Pernikahan Ayah dan Tante Ayu digelar sederhana di sebuah Masjid Raya. Setelah akad, aku harus mulai membiasakan diri menyebut Tante Ayu dengan sebutan Bunda. Ada hal yang kusayangkan dari pernikahan ayah ini. Karena akibat pernikahan ini, aku dan Risa akan menjadi kakak beradik.
Kau tahu bagaimana rasanya saat gadis yang kausuka tiba-tiba menjadi adikmu?
Tiba-tiba saja kalian akan tinggal serumah. Kau akan bertemu setiap hari. Beraktivitas bersama. Saling menyayangi sebagai saudara. Ah!

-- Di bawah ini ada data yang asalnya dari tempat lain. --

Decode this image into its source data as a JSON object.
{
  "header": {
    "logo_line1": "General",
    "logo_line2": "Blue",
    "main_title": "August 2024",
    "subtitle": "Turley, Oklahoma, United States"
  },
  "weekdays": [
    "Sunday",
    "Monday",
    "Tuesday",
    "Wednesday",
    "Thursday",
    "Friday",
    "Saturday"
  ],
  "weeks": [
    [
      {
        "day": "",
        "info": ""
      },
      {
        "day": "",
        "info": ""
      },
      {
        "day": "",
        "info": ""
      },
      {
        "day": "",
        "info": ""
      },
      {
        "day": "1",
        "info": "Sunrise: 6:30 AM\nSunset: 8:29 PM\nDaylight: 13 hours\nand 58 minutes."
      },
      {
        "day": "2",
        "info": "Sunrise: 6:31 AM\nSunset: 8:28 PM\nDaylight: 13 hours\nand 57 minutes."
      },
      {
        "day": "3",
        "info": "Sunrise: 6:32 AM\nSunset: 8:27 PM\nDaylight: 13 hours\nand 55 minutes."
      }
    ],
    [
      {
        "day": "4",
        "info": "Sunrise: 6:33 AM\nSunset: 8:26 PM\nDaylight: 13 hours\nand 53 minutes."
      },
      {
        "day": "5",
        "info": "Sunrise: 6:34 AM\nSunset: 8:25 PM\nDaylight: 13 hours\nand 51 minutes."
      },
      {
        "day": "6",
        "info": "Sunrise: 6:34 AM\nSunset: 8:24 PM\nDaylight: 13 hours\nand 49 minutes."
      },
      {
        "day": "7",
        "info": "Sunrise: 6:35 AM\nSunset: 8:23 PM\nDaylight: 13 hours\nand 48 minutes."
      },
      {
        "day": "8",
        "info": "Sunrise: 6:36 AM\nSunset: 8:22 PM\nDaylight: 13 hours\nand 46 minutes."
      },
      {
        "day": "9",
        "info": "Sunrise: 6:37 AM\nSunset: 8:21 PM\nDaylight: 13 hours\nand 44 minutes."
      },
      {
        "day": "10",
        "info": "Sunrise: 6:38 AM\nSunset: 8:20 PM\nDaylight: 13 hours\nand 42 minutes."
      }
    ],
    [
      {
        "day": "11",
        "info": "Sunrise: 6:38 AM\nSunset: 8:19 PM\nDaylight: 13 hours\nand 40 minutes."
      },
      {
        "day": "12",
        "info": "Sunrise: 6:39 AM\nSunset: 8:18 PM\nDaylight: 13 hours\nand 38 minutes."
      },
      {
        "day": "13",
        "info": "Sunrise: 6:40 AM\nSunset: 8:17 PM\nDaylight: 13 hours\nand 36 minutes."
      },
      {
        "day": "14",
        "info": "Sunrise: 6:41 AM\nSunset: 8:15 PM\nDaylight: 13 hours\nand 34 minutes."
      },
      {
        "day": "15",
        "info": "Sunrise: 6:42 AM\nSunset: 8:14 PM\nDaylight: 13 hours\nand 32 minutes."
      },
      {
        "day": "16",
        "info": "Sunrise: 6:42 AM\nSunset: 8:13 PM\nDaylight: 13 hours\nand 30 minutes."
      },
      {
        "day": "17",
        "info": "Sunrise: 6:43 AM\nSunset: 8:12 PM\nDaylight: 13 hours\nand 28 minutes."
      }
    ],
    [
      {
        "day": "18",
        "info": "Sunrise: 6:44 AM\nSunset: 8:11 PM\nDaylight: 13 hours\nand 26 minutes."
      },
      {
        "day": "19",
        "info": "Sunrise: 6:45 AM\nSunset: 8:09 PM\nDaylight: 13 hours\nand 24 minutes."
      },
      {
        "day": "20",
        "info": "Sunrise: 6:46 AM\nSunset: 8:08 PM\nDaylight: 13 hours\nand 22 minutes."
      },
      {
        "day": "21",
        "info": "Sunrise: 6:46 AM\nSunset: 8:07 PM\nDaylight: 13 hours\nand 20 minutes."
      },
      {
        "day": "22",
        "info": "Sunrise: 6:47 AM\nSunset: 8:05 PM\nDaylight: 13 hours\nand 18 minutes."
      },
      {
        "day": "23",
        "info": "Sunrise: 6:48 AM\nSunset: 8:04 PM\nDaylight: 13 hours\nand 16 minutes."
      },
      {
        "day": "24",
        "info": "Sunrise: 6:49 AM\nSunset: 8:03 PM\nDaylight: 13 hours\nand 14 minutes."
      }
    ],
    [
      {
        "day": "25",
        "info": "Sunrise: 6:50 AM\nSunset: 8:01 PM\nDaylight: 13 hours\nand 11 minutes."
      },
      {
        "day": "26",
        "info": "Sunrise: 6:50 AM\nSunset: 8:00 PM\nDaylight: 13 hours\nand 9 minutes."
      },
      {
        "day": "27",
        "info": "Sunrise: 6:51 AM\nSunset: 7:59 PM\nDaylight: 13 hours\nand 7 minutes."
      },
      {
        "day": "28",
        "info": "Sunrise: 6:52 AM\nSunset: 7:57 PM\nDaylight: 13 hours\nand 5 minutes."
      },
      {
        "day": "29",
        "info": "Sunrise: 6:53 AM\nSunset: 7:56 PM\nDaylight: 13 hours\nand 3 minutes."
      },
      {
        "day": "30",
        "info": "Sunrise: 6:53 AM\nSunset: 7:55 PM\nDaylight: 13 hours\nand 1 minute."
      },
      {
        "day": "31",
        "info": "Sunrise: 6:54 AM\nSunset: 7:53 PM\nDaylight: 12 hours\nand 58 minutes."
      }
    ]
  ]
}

Sebagai saudara? Huft. Andai bisa memilih. Kini segala kesenangan saat mengamatinya dari jauh, sirna. Tiba-tiba, aku terpenjara, dan tak bisa memilih.
Saat aku dan Dea tiba di Masjid An Nur tempat akad akan digelar, Risa menghampiri kami dengan wajahnya yang ceria, sedangkan Ayah langsung disambut pihak keluarga.
"Halo Kak Rio dan Dea," sapa Risa ramah. Ternyata kami memakai baju dengan warna dan bahan yang sama. Wajah Dea terlihat tak suka ketika menyadari hal itu.
"Ih, kenapa sih harus kembar gini. Jelek!" ujarnya kesal, sambil menarik-narik ujung gaunnya.
"Sshh, Dea, sabar, acara ini cuma sebentar. Dea kan sayang Ayah," hiburku sambil menarik tangan adikku. Kami menaiki tangga menuju ruang akad di lantai dua masjid. Lantunan ayat suci terdengar mengalun syahdu. Risa mengikuti kami di belakang. Ia memanggilku ketika kami tiba di dekat pintu masuk.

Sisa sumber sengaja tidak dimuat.